I moved a little closer and took this one.

And then I moved a couple of steps closer.

And finally I moved very close, bent down, and took this photo.

I guess this tip all boils down to MOVE IN CLOSER! 🙂

Picture Taking Tips…when you gotta stay inside.

  1. Take a walk…around your apartment or house.
  2. Look for nifty spots to take pictures.
  3. Move in closer. Look up. Look down.
  4. Get your camera…or take it out of your pocket. Smartphones are great cameras.
  5. Take pictures.
  6. Look at the pictures. See which ones you like.
  7. Go back and move in closer. Your smartphone can take really good close-ups.
  8. Here’s the hard part. Look at your camera/smartphone instruction manual. You will probably find things that will help you take even better pictures.
  9. If you are using a smartphone, it has built in apps that can help you enhance your photos.
  10. If you’ve never used it, try increasing the saturation of your images. It will make the colors look better.
  11. There are zillions (maybe just hundreds) of photo apps that can turn your photos into works of art.
  12. Staying in doesn’t mean you can’t take nifty photos. Go ahead…take some photos!

What’s wrong with Lincoln’s photo?

When Lincoln came to deliver a speech in New York City, before he was elected President, he stopped at the studio of Mathew Brady for a portrait. This is it.

Notice anything wrong with it. Look at his right sleeve. Look at the creases in his coat. Notice the shirt collar?

Who would take a picture looking like that?

Well, it didn’t matter very much. Lincoln’s portrait was used in newspapers around the country, along with the speech he made. Lincoln thought that the picture was one of the reasons he became President of the United States.

So, what was wrong with it? I’d say absolutely nothing!

Old is old, not necessarily better…

Back when Mathew Brady was taking portraits of celebrities like Abraham Lincoln, they used very toxic chemicals and few precautions. Today, we can create pictures that look very similar in a click or two. Here’s a black and white selfie I took using my iPhone and the TinType App. No toxic chemicals needed and it only took a few seconds to create.

Slow Down … to move ahead.

Looking at my iPhone Photos file I found this…

My iPhone Photos Stats

The number it doesn’t show is the number of prints I have made in the last month. Zero.

It dawned on me that shooting with the fastest camera I ever had, my iPhone, hasn’t produced many worthy (in my opinion) images. So…I decided to slow down and create a new talk called “Point-and-Shoot vs. Point-and-Meditate.”

Stay tuned for the details.

When speaking…use your own!

P.J.

Too many speakers are lazy and look for stock photos to use in their PowerPoint presentations. Although stock photos are available on all topics, they aren’t personal.

For example, if I were speaking about Pugs (a topic near and dear to my heart) I could find a zillion photos of Pugs to illustrate my talk. However, using the photo of P.J. would make it special. I could explain that I took it more than 25 years ago, when P.J. attended his first dog show. [He didn’t do very well that day, but did eventually become an A.K.C. champion!]
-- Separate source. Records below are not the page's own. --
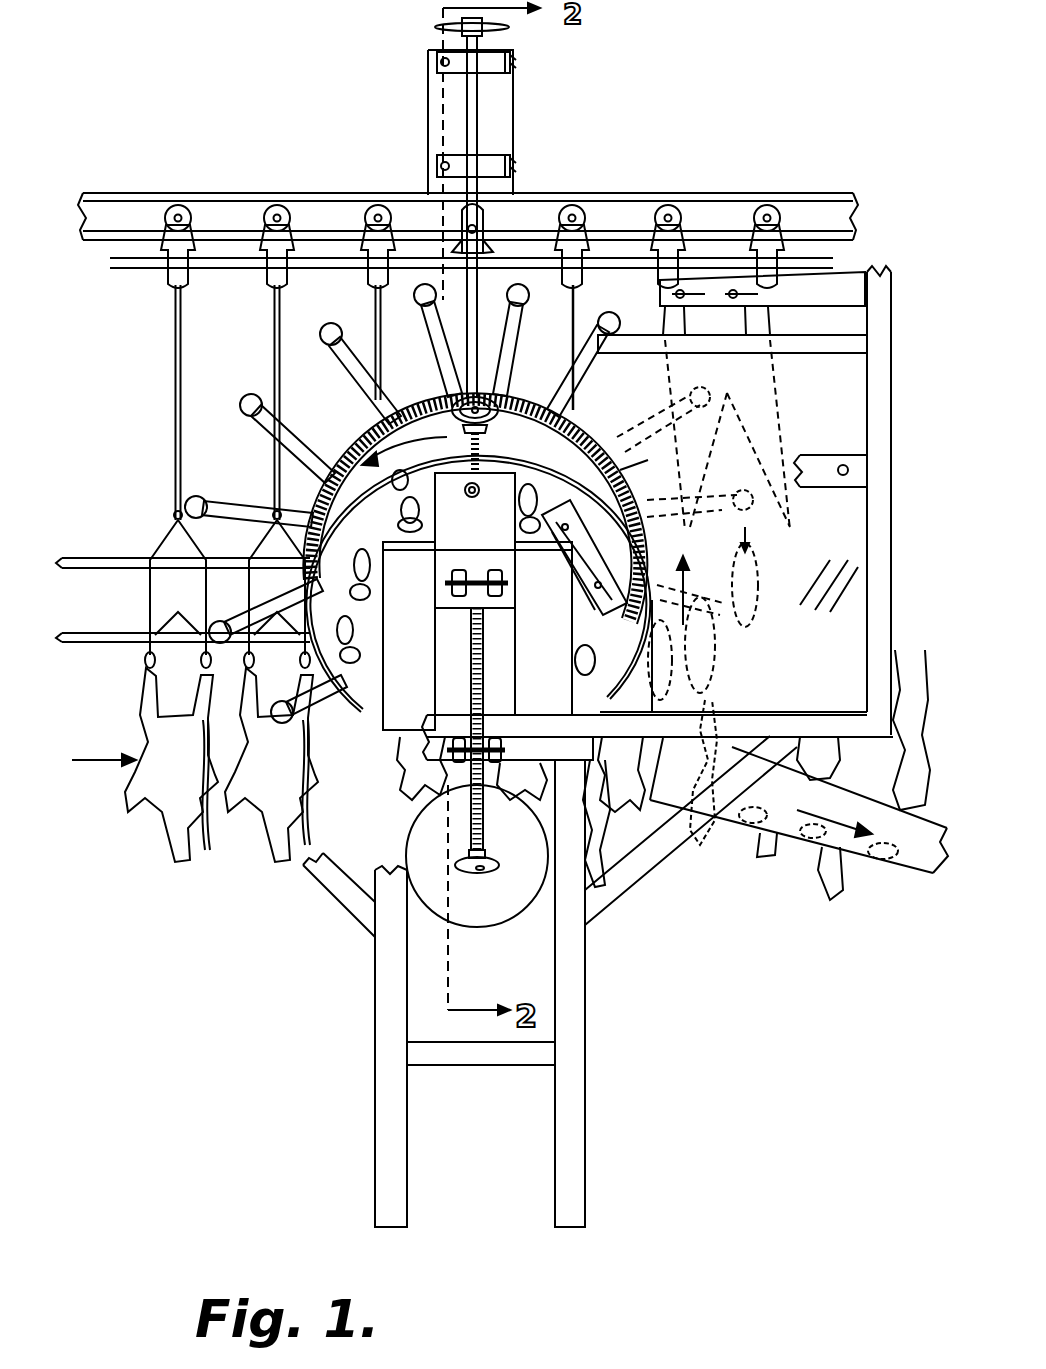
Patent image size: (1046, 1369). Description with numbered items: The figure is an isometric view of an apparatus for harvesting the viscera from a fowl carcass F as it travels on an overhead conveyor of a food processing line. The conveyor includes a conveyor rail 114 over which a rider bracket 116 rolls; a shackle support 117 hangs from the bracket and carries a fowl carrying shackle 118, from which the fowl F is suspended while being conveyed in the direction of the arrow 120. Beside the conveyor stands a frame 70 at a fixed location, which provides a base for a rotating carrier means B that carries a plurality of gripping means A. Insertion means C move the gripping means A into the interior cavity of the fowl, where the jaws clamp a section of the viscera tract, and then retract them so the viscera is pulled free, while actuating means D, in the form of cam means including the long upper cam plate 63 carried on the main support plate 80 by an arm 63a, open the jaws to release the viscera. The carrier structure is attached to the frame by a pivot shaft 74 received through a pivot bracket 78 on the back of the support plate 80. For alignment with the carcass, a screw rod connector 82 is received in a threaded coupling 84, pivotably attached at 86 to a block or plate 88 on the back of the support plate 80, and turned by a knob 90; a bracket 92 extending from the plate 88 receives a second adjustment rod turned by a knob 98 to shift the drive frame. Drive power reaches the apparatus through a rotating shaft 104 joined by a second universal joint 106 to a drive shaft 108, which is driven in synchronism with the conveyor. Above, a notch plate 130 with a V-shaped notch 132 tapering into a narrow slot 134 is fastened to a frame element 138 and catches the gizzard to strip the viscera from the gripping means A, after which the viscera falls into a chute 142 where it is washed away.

The upper cam plate 63 is at (650, 556).
The arm 63a is at (572, 585).
The frame 70 is at (582, 998).
The pivot shaft 74 is at (617, 693).
The pivot bracket 78 is at (463, 742).
The main support plate 80 is at (621, 775).
The screw rod connector 82 is at (488, 800).
The threaded coupling 84 is at (497, 740).
The pivot attachment 86 is at (470, 598).
The block or plate 88 is at (437, 562).
The knob 90 is at (493, 873).
The bracket 92 is at (457, 583).
The knob 98 is at (492, 420).
The rotating shaft 104 is at (478, 352).
The second universal joint 106 is at (483, 255).
The drive shaft 108 is at (478, 118).
The conveyor rail 114 is at (612, 193).
The rider bracket 116 is at (785, 233).
The shackle support 117 is at (176, 402).
The fowl carrying shackle 118 is at (150, 597).
The arrow 120 is at (103, 765).
The notch plate 130 is at (830, 320).
The V-shaped notch 132 is at (748, 443).
The narrow slot 134 is at (733, 392).
The frame element 138 is at (810, 287).
The chute 142 is at (837, 862).
The gripping means A is at (246, 392).
The carrier means B is at (333, 490).
The insertion means C is at (305, 427).
The actuating means D is at (640, 464).
The fowl carcass F is at (163, 820).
If possible, use your own photos! It will help your presentation be unique and personal.

The past and present…

Zone VI Newsletter — April 1980

Before we used digital cameras, we had to figure out exposure using light meters that weren’t very accurate, cameras that varied in their results, and chemicals that we had to keep at specific temperatures. Few photographers paid enough attention to the details. Fred Picker did.
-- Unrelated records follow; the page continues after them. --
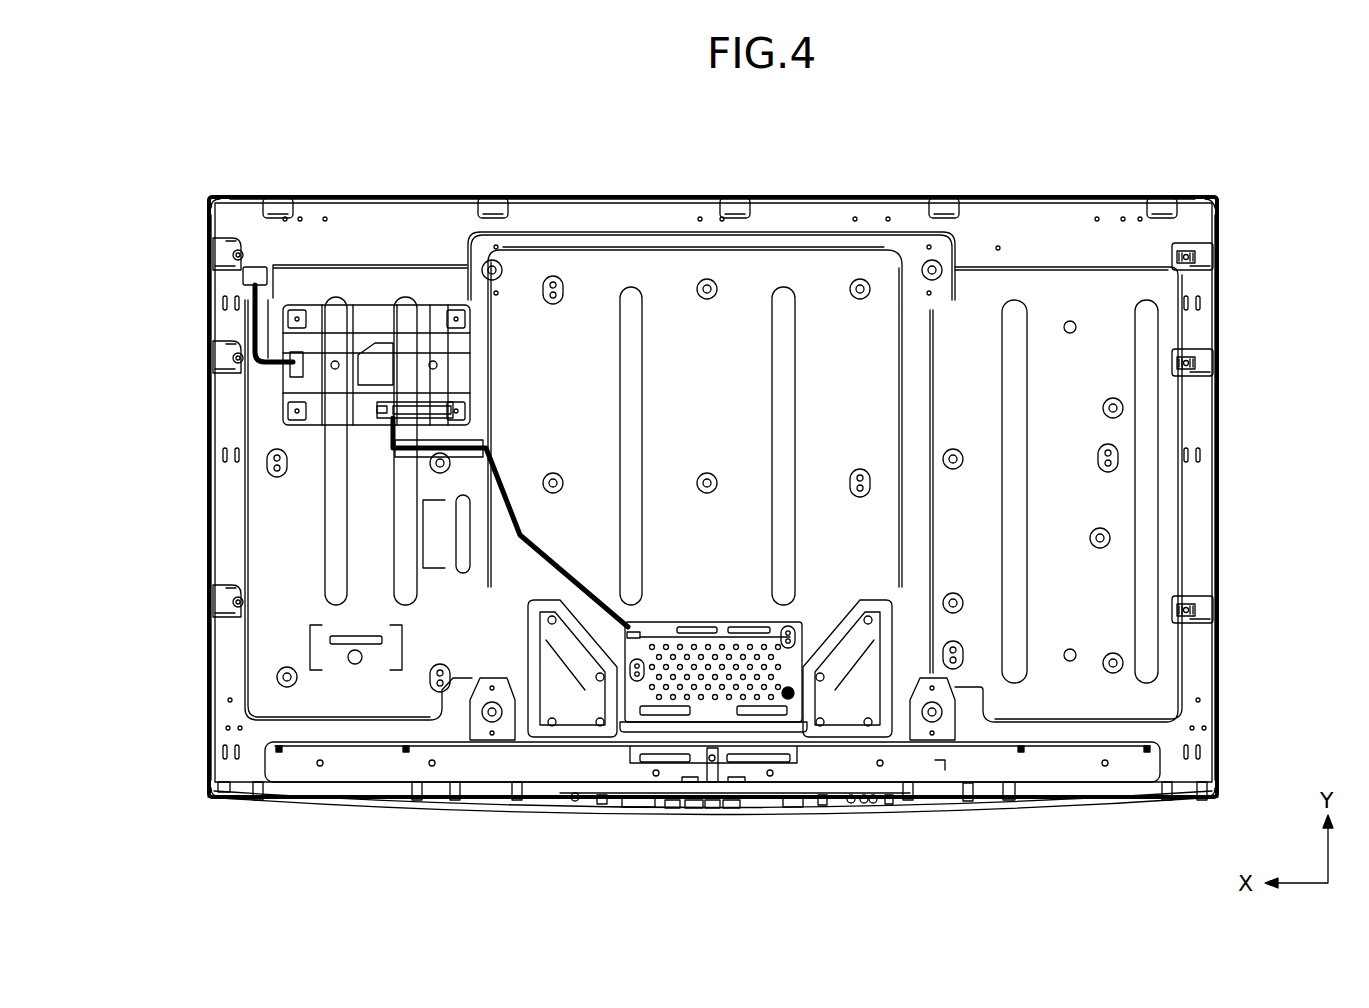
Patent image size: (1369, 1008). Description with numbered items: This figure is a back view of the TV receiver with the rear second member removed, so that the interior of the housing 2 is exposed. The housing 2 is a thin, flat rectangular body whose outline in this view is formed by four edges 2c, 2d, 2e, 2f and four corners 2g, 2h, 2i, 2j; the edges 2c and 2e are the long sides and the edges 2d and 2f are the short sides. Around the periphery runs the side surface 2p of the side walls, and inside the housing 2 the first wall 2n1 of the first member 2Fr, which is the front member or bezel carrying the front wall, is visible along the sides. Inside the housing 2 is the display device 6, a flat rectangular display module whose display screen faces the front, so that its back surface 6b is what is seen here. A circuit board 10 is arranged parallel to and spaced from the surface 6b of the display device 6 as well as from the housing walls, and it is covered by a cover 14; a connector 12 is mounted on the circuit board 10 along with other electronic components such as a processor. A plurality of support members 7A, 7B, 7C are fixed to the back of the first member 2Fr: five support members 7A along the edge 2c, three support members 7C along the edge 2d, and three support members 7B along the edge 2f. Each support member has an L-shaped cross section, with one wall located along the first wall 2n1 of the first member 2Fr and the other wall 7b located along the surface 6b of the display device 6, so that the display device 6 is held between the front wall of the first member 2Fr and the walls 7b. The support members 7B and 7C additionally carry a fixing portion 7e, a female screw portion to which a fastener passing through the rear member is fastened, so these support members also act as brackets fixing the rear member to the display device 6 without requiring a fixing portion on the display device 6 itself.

The housing 2 is at (398, 189).
The edge 2c is at (712, 171).
The edge 2d is at (211, 468).
The edge 2e is at (958, 812).
The edge 2f is at (1215, 468).
The side surface 2p is at (712, 171).
The first wall 2n1 is at (580, 197).
The corner 2g is at (1214, 198).
The corner 2h is at (212, 198).
The corner 2i is at (208, 798).
The corner 2j is at (1218, 798).
The first member 2Fr is at (200, 712).
The display device 6 is at (840, 220).
The surface 6b is at (1022, 228).
The support member 7A is at (281, 190).
The support member 7B is at (1222, 258).
The support member 7C is at (204, 256).
The wall 7b is at (275, 203).
The fixing portion 7e is at (230, 237).
The circuit board 10 is at (398, 405).
The connector 12 is at (253, 268).
The cover 14 is at (420, 318).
Over the years he wrote a quarterly newsletter that described what he thought was the ideal way to take photos…as well as advertise equipment from his Zone VI company. The one issue of the newsletter that I remember was in April 1980, Issue #24. In it he described what he called a “Key Day.” A Key Day was the ideal sunny day without clouds. According to Fred, if you knew the setting for a key day, you could figure out the proper exposure for other outdoor scenes.

For those who shoot with digital cameras, from iPhones to DSLRs, you might want to quiz yourself on how well you can predict proper exposure settings. Take a picture. Guess what you think is the correct f/stop, shutter speed, and ISO. Then cheat…and look at the digital photo’s info, like this one. How well did you do?